On May 30, the Federal Reserve along with other key financial regulatory bodies took another step toward easing the stringent regulations related to the Volcker Rule imposed on banks post 2008-financial crisis.
The three-member Federal Reserve Board unanimously approved the proposals aimed at simplifying and improving the Volcker Rule that prevents banks from engaging in certain types of speculative investments with a view to curb their risk-taking ability. The changes have been opened to a 60-day public comment period, post which, regulators will put it to final vote before the changes can take effect.
Some major Wall Street banks such as JPMorgan Chase (JPM - Free Report) , Goldman Sachs (GS - Free Report) and Bank of America (BAC - Free Report) closed the day 2.3%, 1.3% and 1.8% higher, respectively.
Volcker Rule – A Brief Recap
The Volcker Rule prohibits banks or insured depository institutions from conducting proprietary trading, i.e., the practice of banks investing to pocket profits for themselves rather than buying or selling securities to fulfill customers’ demands. Also, it barred them from acquiring or retaining ownership interests in hedge funds or private equity funds.
The Volcker Rule had attracted widespread criticism at the very outset. The banks have been complaining of the complexity and claimed the rule to be vague. Further, in 2017, the U.S. Chamber of Commerce had put forth its views over the negative impacts of rule on liquidity and that the costs associated with it outweigh benefits.
Key Changes Proposed by Regulators
Firstly, the regulators have categorized the banks in three divisions, depending on their level of trading activity. Strict compliance measures have been reserved for those with “significant trading assets and liabilities” or more than $10 billion in trading assets.
The second category concerns companies with trading assets between $1 billion and $10 billion and those will benefit from reduced compliance requirements. Finally, in the last category, banks with trading assets lower than $1 billion will be subject to the lowest level of compliance requirements.
Further, the regulators have allowed banks to determine their own risk limits for underwriting activities and market making. However, the companies with significant trading assets and liabilities would still be required to have a comprehensive internal compliance program.
Also, the proposal stands to remove the assumption that positions held by lenders for less than 60 days are proprietary trades. It would even discard some parts of a test that determines whether a trade is proprietary and replace it with new criteria based on how the bank accounts for the trades.
Banks will also be freed from the elaborate documentation requirements for hedging activities under certain conditions.
On the other side, foreign banks stand to benefit greatly from a major change proposed in the rule. Under the existing rule, foreign banks are allowed to engage in proprietary trading only if it occurs outside the United States. However, per the proposal, the exemption will expand to trades initiated outside the country but should go through a U.S. branch or affiliate or is financed by one.
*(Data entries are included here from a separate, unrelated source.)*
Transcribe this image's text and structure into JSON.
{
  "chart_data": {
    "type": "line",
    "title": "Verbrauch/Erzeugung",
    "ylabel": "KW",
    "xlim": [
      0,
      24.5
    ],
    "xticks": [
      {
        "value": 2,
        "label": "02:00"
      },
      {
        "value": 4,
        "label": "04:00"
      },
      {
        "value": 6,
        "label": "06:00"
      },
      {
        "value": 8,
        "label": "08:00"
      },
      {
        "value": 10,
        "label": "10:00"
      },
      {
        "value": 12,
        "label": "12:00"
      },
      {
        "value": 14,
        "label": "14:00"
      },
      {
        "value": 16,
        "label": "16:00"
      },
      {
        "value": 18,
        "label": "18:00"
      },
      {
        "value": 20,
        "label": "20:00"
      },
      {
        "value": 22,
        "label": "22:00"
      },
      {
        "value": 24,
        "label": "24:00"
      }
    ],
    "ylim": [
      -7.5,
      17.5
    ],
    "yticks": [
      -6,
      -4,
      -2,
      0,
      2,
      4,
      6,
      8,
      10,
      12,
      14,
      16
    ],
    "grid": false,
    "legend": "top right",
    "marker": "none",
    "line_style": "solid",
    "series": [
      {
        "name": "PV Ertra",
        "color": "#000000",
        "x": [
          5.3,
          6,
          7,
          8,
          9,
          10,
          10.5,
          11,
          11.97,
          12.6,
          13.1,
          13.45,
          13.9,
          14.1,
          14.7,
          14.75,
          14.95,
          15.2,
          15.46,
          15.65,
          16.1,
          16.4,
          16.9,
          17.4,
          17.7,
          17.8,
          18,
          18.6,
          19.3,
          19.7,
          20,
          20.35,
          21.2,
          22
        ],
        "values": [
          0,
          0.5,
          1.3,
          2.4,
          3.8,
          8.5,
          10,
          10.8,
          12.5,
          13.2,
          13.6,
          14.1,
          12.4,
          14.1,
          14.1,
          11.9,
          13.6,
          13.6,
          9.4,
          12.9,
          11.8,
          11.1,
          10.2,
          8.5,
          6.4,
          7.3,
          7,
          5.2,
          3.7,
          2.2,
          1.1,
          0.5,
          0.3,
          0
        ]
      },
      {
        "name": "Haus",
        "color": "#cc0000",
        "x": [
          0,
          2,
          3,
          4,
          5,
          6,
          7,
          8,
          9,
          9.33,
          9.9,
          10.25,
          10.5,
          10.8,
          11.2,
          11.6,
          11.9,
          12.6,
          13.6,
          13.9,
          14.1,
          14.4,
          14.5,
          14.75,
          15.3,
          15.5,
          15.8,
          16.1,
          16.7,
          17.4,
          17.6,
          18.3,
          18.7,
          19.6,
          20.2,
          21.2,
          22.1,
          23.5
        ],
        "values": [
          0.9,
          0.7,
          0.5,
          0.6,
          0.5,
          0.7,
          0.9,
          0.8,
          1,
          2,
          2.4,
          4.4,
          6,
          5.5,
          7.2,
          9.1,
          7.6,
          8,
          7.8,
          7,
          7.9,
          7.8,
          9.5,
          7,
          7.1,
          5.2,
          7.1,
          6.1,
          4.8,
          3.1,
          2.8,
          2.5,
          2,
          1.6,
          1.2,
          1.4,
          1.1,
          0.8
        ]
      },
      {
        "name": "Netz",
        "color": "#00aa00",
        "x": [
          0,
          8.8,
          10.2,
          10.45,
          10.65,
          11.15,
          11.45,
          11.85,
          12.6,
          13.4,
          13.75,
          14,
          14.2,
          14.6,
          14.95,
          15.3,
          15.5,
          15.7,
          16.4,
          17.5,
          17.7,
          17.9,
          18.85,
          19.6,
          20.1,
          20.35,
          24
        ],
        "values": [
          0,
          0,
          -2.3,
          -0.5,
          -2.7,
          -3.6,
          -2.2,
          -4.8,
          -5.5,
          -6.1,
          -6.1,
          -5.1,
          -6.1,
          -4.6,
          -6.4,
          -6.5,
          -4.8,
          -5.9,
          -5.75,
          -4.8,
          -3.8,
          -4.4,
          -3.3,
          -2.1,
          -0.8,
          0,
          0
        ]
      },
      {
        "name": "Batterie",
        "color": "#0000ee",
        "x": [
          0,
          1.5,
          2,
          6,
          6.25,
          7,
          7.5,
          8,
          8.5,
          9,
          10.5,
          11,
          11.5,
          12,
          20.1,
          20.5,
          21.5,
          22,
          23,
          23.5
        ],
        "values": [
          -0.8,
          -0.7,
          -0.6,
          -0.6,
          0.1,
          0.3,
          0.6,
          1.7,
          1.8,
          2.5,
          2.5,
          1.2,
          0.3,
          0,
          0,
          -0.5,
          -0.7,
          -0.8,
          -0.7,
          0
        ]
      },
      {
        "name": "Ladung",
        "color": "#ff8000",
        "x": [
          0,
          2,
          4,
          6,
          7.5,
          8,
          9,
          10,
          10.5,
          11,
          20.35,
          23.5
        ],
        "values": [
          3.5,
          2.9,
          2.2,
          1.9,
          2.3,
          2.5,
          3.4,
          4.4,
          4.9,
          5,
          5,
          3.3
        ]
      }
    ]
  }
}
Would Rolling Back of the Rule be a Boon for Banks
"The specific elements of this proposal are drawn from experience-the shared experience of all five responsible agencies and of policymakers at those agencies with wide and varied backgrounds during the four years that the Volcker rule regulations have been in force," said Randal K. Quarles, the Board's Vice Chairman for Supervision.
These changes are expected to have a positive effect on the safety and soundness of the financial system and greatly reduce fixed costs for the financial institutions. Further, the banks can now freely engage in hedging activities in limits they consider risk-free that might help them counter risk in other parts of their businesses.
Moreover, the changes in the Volcker Rule might help to improve lending as banks are likely to benefit from better liquidity position.
Last week also there were reasons for banks to rejoice. Trump signed a bill which raised the SIFI threshold significantly, freeing large number of banks from strict oversight by the Federal Reserve, higher capital requirements, annual stress tests and the need to produce "living wills". Such easing of regulations coupled with the corporate tax reform and rising interest rates are likely to give solid boost to banks’ profitability and lead their stocks to touch all-time highs.
Easing of regulations might leave behind some loopholes that banks seek to exploit. Therefore, the regulators are expected to continue to strictly supervise banks’ activities and keep them on the right track to avoid another crisis.